Nürnberg. Nach nur einem Punkt aus drei Spielen verliert der HSV den Anschluss im Aufstiegsrennen. Doch wo bleibt die Panik?
Am Sonntag war keiner der Spieler oder Verantwortlichen des HSV im Volkspark anzutreffen. Nach einer intensiven englischen Woche und einer strapaziösen nächtlichen Rückreise mit dem Charterflieger aus Nürnberg zum einzigen norddeutschen Flughafen ohne Nachtflugverbot nach Hannover, brachte der Mannschaftsbus den HSV-Tross um 3.30 Uhr zurück nach Hamburg.
Dort angekommen, ordnete Trainer Tim Walter zwei freie Tage an, damit sich die Profis die physische und mentale Frische zurückholen. Frische, die am Sonnabend beim 1. FC Nürnberg fehlte.
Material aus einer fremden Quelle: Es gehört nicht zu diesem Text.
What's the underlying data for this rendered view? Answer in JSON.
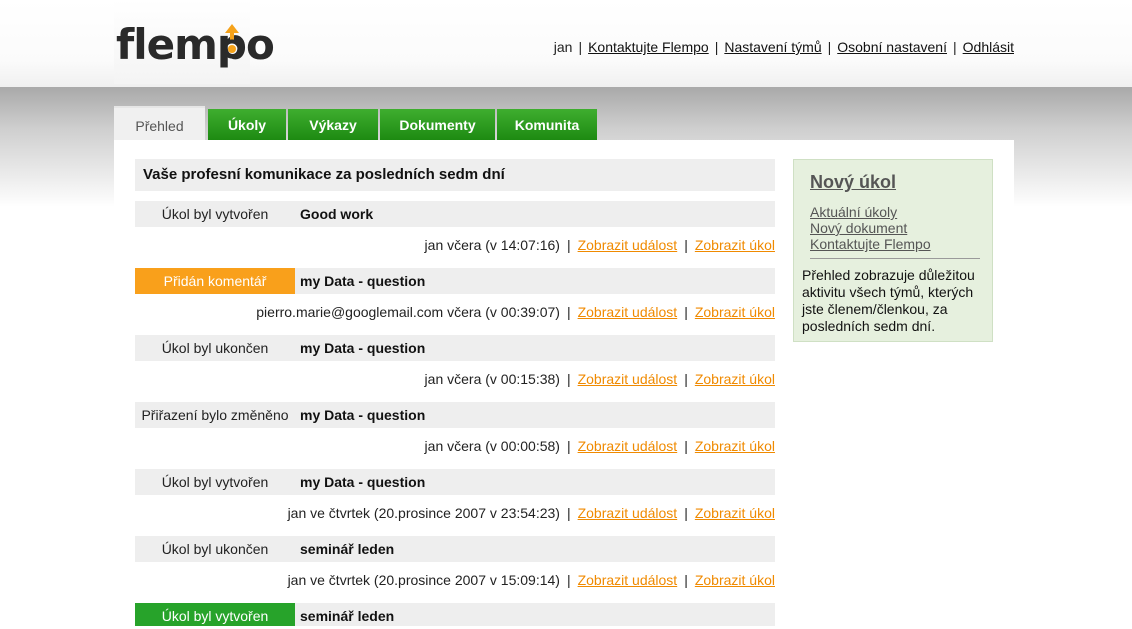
{
  "logo": {
    "text": "flempo"
  },
  "topnav": {
    "user": "jan",
    "contact": "Kontaktujte Flempo",
    "team_settings": "Nastavení týmů",
    "personal_settings": "Osobní nastavení",
    "logout": "Odhlásit"
  },
  "tabs": [
    {
      "label": "Přehled",
      "active": true
    },
    {
      "label": "Úkoly"
    },
    {
      "label": "Výkazy"
    },
    {
      "label": "Dokumenty"
    },
    {
      "label": "Komunita"
    }
  ],
  "main": {
    "heading": "Vaše profesní komunikace za posledních sedm dní",
    "link_event": "Zobrazit událost",
    "link_task": "Zobrazit úkol",
    "events": [
      {
        "type": "Úkol byl vytvořen",
        "task": "Good work",
        "meta": "jan včera (v 14:07:16)"
      },
      {
        "type": "Přidán komentář",
        "task": "my Data - question",
        "meta": "pierro.marie@googlemail.com včera (v 00:39:07)"
      },
      {
        "type": "Úkol byl ukončen",
        "task": "my Data - question",
        "meta": "jan včera (v 00:15:38)"
      },
      {
        "type": "Přiřazení bylo změněno",
        "task": "my Data - question",
        "meta": "jan včera (v 00:00:58)"
      },
      {
        "type": "Úkol byl vytvořen",
        "task": "my Data - question",
        "meta": "jan ve čtvrtek (20.prosince 2007 v 23:54:23)"
      },
      {
        "type": "Úkol byl ukončen",
        "task": "seminář leden",
        "meta": "jan ve čtvrtek (20.prosince 2007 v 15:09:14)"
      },
      {
        "type": "Úkol byl vytvořen",
        "task": "seminář leden"
      }
    ]
  },
  "sidebar": {
    "title": "Nový úkol",
    "links": [
      "Aktuální úkoly",
      "Nový dokument",
      "Kontaktujte Flempo"
    ],
    "description": "Přehled zobrazuje důležitou aktivitu všech týmů, kterých jste členem/členkou, za posledních sedm dní."
  },
  "colors": {
    "tab_green": "#27a32a",
    "highlight_orange": "#f9a01b",
    "link_orange": "#f08a00",
    "sidebar_bg": "#e6f0de"
  }
}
1:2 (1:1) verloren die Hamburger das intensive, aber selten hochklassige Zweitliga-Topspiel. Drei Tage nach der Pokal-Party gegen Karlsruhe folgte nun der schnelle Liga-Kater. Denn nach nur einem Punkt aus drei Spielen und den Siegen der Konkurrenz scheint der HSV den Anschluss im Aufstiegsrennen verloren zu haben. „Das entspricht nicht unseren Ansprüchen“, klagt Kapitän Sebastian Schonlau. Mitspieler Jonas Meffert fordert nun eine Serie.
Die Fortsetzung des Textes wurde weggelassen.